Malek also suggests the development of templates, particularly for license applications to move products. He says there has been discussion post-outbreak of developing a multiple application process, so that each sector fills out one application to apply for multiple licenses.  

It’s helpful that the marketing boards have written procedures for enhanced biosecurity situations, but Malek says that they must be effective and followed. “There is no use having written procedures if only half of your producers know what it is and can understand it,” says Malek.

According to Malek, “much more work” needs to be done with regards to cleaning and disinfecting (C&D).  In Ontario, it only took four weeks to perform disposal and destruction, but seven to eight weeks to do C&D. The biggest hurdle to C&D, says Malek, is that no one wants to go in and do the cleaning.  “Well guess what?

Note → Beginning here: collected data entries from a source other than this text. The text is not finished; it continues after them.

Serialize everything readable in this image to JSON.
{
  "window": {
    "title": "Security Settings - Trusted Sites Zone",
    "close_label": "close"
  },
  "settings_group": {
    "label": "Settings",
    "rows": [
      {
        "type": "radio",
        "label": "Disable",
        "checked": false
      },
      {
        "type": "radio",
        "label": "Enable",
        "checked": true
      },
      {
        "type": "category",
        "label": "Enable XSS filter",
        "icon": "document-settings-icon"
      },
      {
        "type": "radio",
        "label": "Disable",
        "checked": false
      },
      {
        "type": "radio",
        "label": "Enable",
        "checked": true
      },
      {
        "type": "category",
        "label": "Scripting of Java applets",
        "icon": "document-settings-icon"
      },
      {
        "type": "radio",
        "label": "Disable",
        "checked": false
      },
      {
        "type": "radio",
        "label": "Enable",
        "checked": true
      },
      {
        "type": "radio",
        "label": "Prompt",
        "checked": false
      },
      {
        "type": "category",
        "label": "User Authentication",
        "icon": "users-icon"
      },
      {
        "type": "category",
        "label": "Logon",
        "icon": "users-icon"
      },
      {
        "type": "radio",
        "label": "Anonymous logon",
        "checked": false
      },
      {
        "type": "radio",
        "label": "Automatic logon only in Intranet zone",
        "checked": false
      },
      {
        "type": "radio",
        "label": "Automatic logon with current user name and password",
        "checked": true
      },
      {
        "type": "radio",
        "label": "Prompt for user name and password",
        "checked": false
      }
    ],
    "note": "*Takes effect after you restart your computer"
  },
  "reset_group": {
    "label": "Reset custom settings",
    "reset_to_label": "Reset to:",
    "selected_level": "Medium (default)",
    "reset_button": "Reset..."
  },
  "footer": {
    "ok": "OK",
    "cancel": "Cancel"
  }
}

The whole industry suffers when it takes another three to four weeks to get back to business.”

Ontario was able to limit the outbreak to three farms for a multitude of reasons, but that doesn’t mean if HPAI strikes again the province will fare as well, says Malek.  “We got lucky,” he says.

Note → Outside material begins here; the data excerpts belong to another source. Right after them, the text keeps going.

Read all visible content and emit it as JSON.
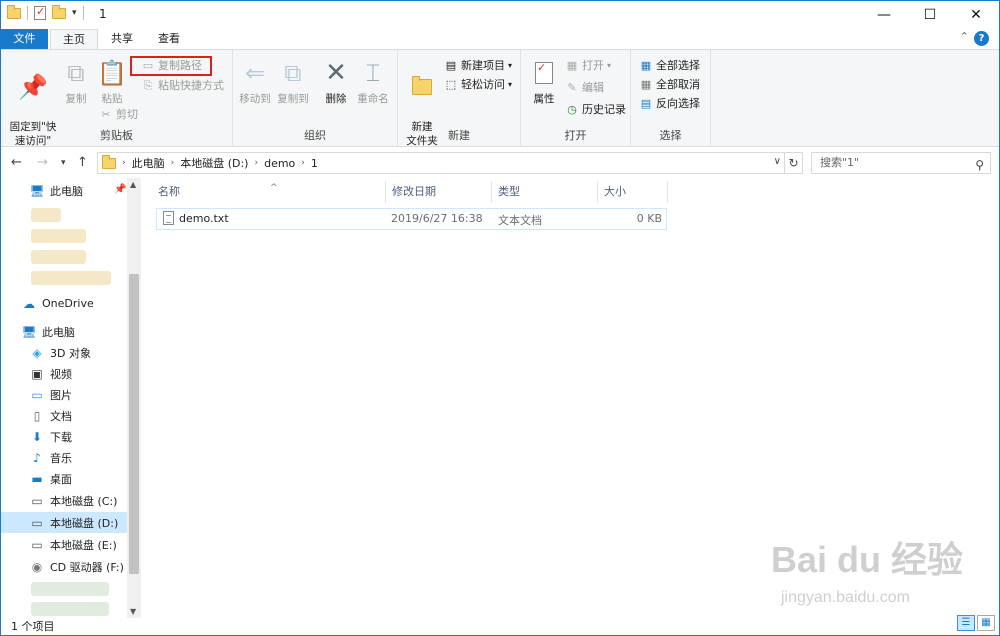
{
  "window": {
    "title": "1",
    "controls": {
      "minimize": "—",
      "maximize": "☐",
      "close": "✕"
    }
  },
  "ribbon_tabs": [
    "文件",
    "主页",
    "共享",
    "查看"
  ],
  "ribbon": {
    "clipboard": {
      "label": "剪贴板",
      "pin_quick": "固定到\"快\n速访问\"",
      "copy": "复制",
      "paste": "粘贴",
      "copy_path": "复制路径",
      "paste_shortcut": "粘贴快捷方式",
      "cut": "剪切"
    },
    "organize": {
      "label": "组织",
      "move_to": "移动到",
      "copy_to": "复制到",
      "delete": "删除",
      "rename": "重命名"
    },
    "new": {
      "label": "新建",
      "new_folder": "新建\n文件夹",
      "new_item": "新建项目",
      "easy_access": "轻松访问"
    },
    "open": {
      "label": "打开",
      "properties": "属性",
      "open": "打开",
      "edit": "编辑",
      "history": "历史记录"
    },
    "select": {
      "label": "选择",
      "select_all": "全部选择",
      "select_none": "全部取消",
      "invert": "反向选择"
    }
  },
  "address": {
    "crumbs": [
      "此电脑",
      "本地磁盘 (D:)",
      "demo",
      "1"
    ],
    "search_placeholder": "搜索\"1\""
  },
  "nav": {
    "quick_access": "此电脑",
    "onedrive": "OneDrive",
    "this_pc": "此电脑",
    "items": [
      "3D 对象",
      "视频",
      "图片",
      "文档",
      "下载",
      "音乐",
      "桌面",
      "本地磁盘 (C:)",
      "本地磁盘 (D:)",
      "本地磁盘 (E:)",
      "CD 驱动器 (F:)"
    ]
  },
  "columns": [
    "名称",
    "修改日期",
    "类型",
    "大小"
  ],
  "files": [
    {
      "name": "demo.txt",
      "modified": "2019/6/27 16:38",
      "type": "文本文档",
      "size": "0 KB"
    }
  ],
  "status": {
    "count": "1 个项目"
  },
  "watermark": {
    "brand": "Bai du 经验",
    "url": "jingyan.baidu.com"
  }
}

A lot of it had to do with self-declaration.  “We had really great farmers that called when they noticed their birds were not right,” he says.  The virus also struck in a low-density poultry area of the province, and examination of the flight patterns of migratory waterfowl revealed that the majority of these birds had already left the area by the time the first premise tested positive.

Ontario, like B.C., also has a “top-notch” animal health laboratory that expedited testing of samples, he says.  

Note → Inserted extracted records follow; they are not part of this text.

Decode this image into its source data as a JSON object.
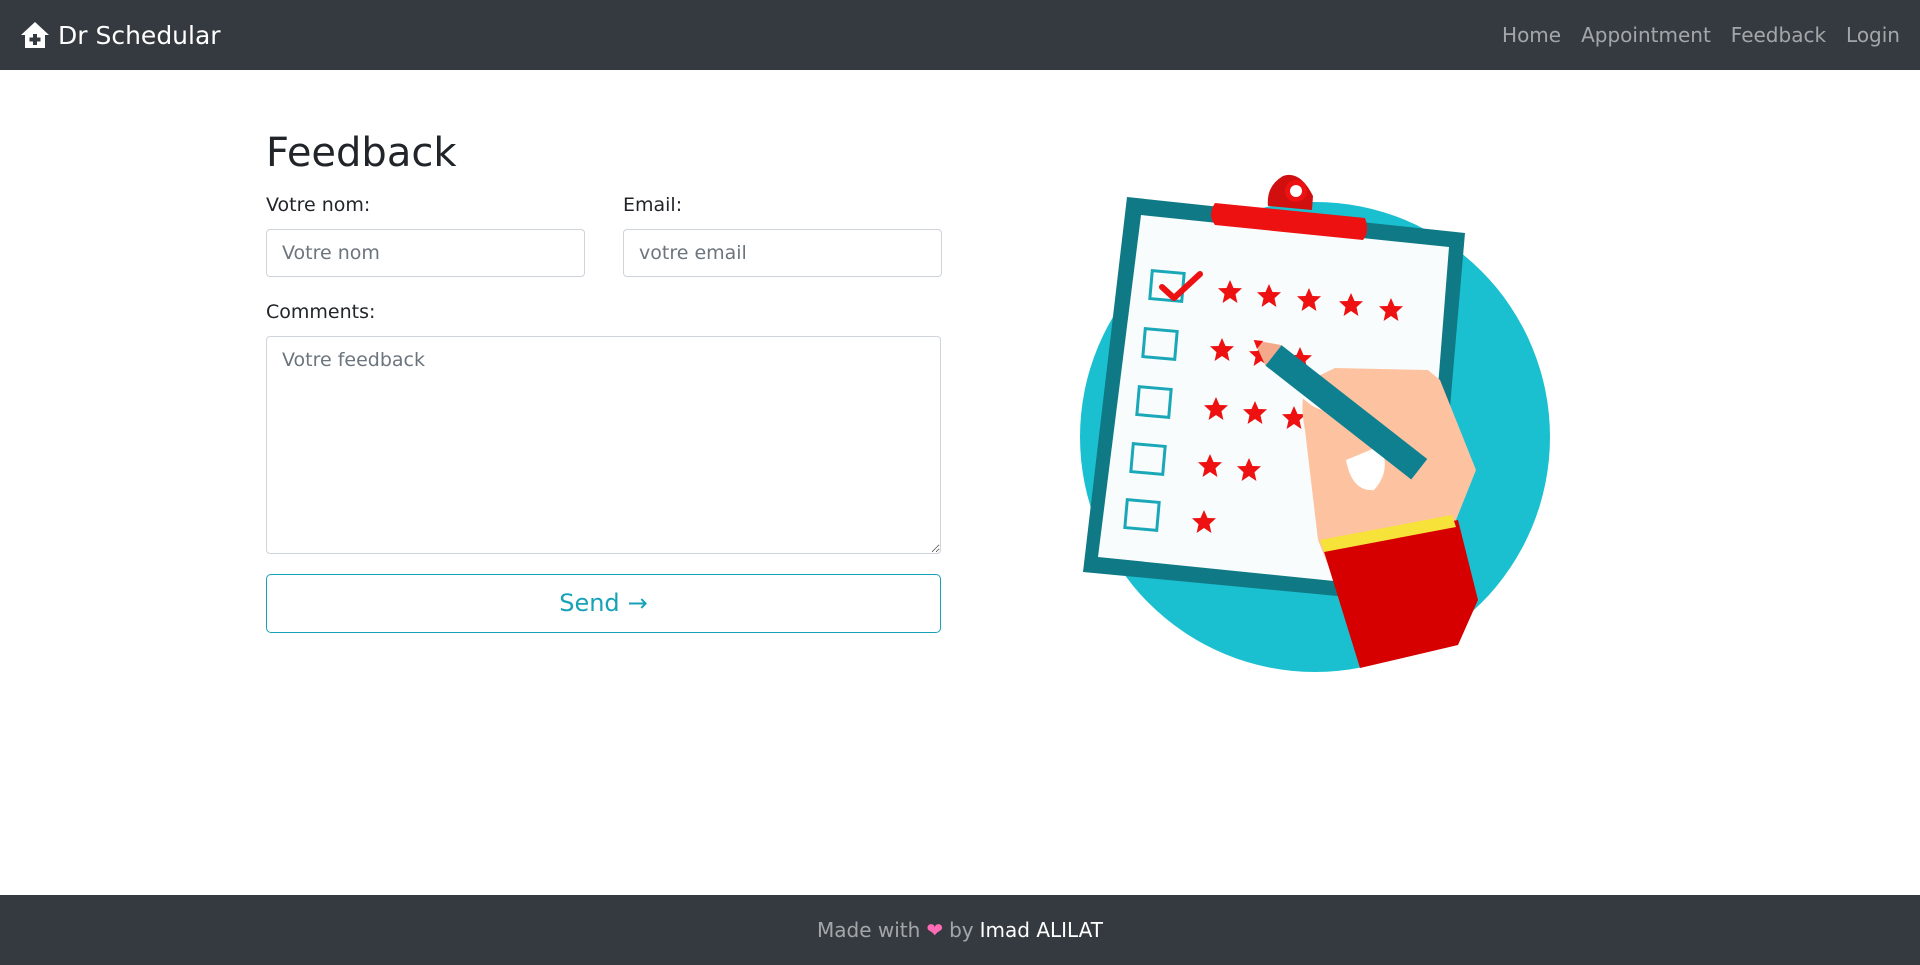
{
  "navbar": {
    "brand": "Dr Schedular",
    "links": [
      "Home",
      "Appointment",
      "Feedback",
      "Login"
    ]
  },
  "form": {
    "title": "Feedback",
    "name_label": "Votre nom:",
    "name_placeholder": "Votre nom",
    "email_label": "Email:",
    "email_placeholder": "votre email",
    "comments_label": "Comments:",
    "comments_placeholder": "Votre feedback",
    "send_label": "Send",
    "send_arrow": "→"
  },
  "footer": {
    "prefix": "Made with",
    "heart": "❤",
    "by": "by",
    "author": "Imad ALILAT"
  },
  "colors": {
    "navbar": "#343a40",
    "accent": "#17a2b8",
    "heart": "#ff6bb5",
    "star": "#ee1111",
    "circle": "#1ac0d0"
  },
  "icons": {
    "brand": "house-medical-icon"
  }
}
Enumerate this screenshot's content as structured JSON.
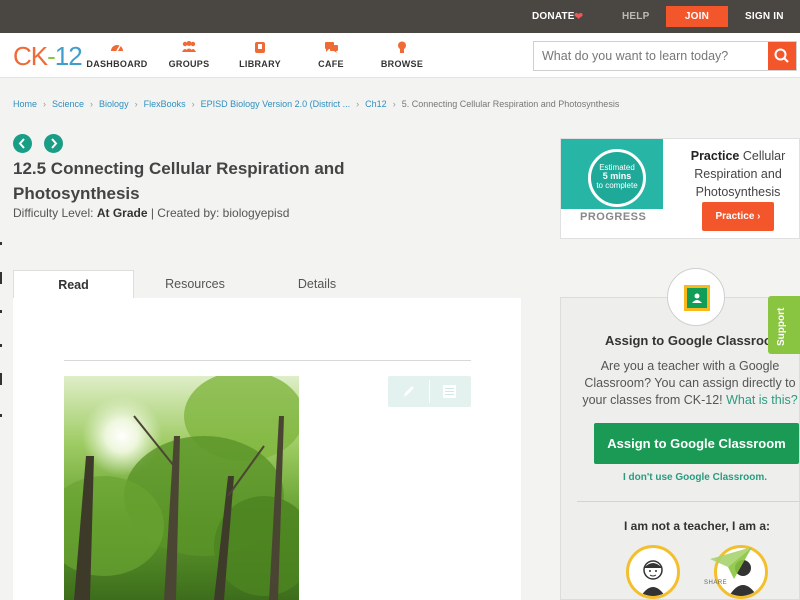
{
  "topbar": {
    "donate": "DONATE",
    "help": "HELP",
    "join": "JOIN",
    "signin": "SIGN IN"
  },
  "header": {
    "logo_ck": "CK",
    "logo_dash": "-",
    "logo_12": "12",
    "nav": [
      {
        "label": "DASHBOARD",
        "icon": "dashboard-icon"
      },
      {
        "label": "GROUPS",
        "icon": "groups-icon"
      },
      {
        "label": "LIBRARY",
        "icon": "library-icon"
      },
      {
        "label": "CAFE",
        "icon": "cafe-icon"
      },
      {
        "label": "BROWSE",
        "icon": "browse-icon"
      }
    ],
    "search_placeholder": "What do you want to learn today?"
  },
  "breadcrumb": [
    "Home",
    "Science",
    "Biology",
    "FlexBooks",
    "EPISD Biology Version 2.0 (District ...",
    "Ch12",
    "5. Connecting Cellular Respiration and Photosynthesis"
  ],
  "lesson": {
    "title": "12.5 Connecting Cellular Respiration and Photosynthesis",
    "difficulty_label": "Difficulty Level:",
    "difficulty_value": "At Grade",
    "created_by": "| Created by: biologyepisd",
    "tabs": [
      "Read",
      "Resources",
      "Details"
    ]
  },
  "practice": {
    "estimated_line1": "Estimated",
    "estimated_line2": "5 mins",
    "estimated_line3": "to complete",
    "progress": "PROGRESS",
    "heading_bold": "Practice",
    "heading_rest": "Cellular Respiration and Photosynthesis",
    "button": "Practice"
  },
  "classroom": {
    "title": "Assign to Google Classroom",
    "text": "Are you a teacher with a Google Classroom? You can assign directly to your classes from CK-12!",
    "what_link": "What is this?",
    "button": "Assign to Google Classroom",
    "dont_use": "I don't use Google Classroom.",
    "not_teacher": "I am not a teacher, I am a:",
    "share": "SHARE"
  },
  "support": "Support",
  "colors": {
    "brand_orange": "#f4562b",
    "teal": "#1a9d86",
    "classroom_green": "#1a9a55",
    "support_green": "#89c540"
  }
}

Fortunately for the Ontario poultry industry, no hatchery, processing plant, or breeder/pullet farms was within the avian influenza control zones, but it has forced the industry to consider a lot of “what ifs”, says Malek. “There are so many.”

For example, the Ontario poultry industry needs to be able to answer questions such as what the implication would be if a feed mill, hatchery, or poultry processor were in a restricted zone, and how, or if they would be able to supply customers.

A question that’s never had to be asked before, says Malek, is how to move product and import product if the U.S. experiences another massive AI outbreak.  This past spring, the number of mid-western U.S. states with restricted zones was so vast Western Canadian provinces were forced to transport breeder chicks from U.S. hatcheries via Ontario. Fortunately, the hatcheries were located in states unaffected or minimally affected by the outbreak, but plans need to be in place in case this is not the reality in a future outbreak.  Mexico is not a viable option, as AI has been endemic there for the past four years.

Under NAFTA, Canada is obligated to bring in a certain about of table eggs, yet the AI outbreak caused a shortage in the U.S. leading to elevated prices.  “When we found eggs, we couldn’t afford them,” says Malek.

Having plans is important, says Malek, and the industry has had, and is continuing to have the necessary conversations to address the “what ifs.”  “The key is we have to keep working on this, and thinking of how we can do better.”

BIOSECURITY IS KEY
As Dr. Stephens told attendees at the PSIW, preventing AI from hitting a farm in the first place or spreading from farm to farm is “really about biosecurity, biosecurity, biosecurity.”  In her opinion, the B.C. poultry industry demonstrated this well during the 2014 outbreak.  “Producers took it seriously.  They really upped their game.”

She says that there also needs to be “recognition that there is no such thing as enhanced biosecurity.  You must be at superenhanced biosecurity”, because, she says, we don’t fully know where the virus is coming from. “It’s dropping from the sky.”

Keeping accurate, up-to-date premises log is essential for helping understand where the virus may have come from, and where it may go. It allows the CFIA to do traceback and becomes “a critical component in determining what our next steps will be,” says Stephens.  “I can never overstate how important premises logs are,” she says.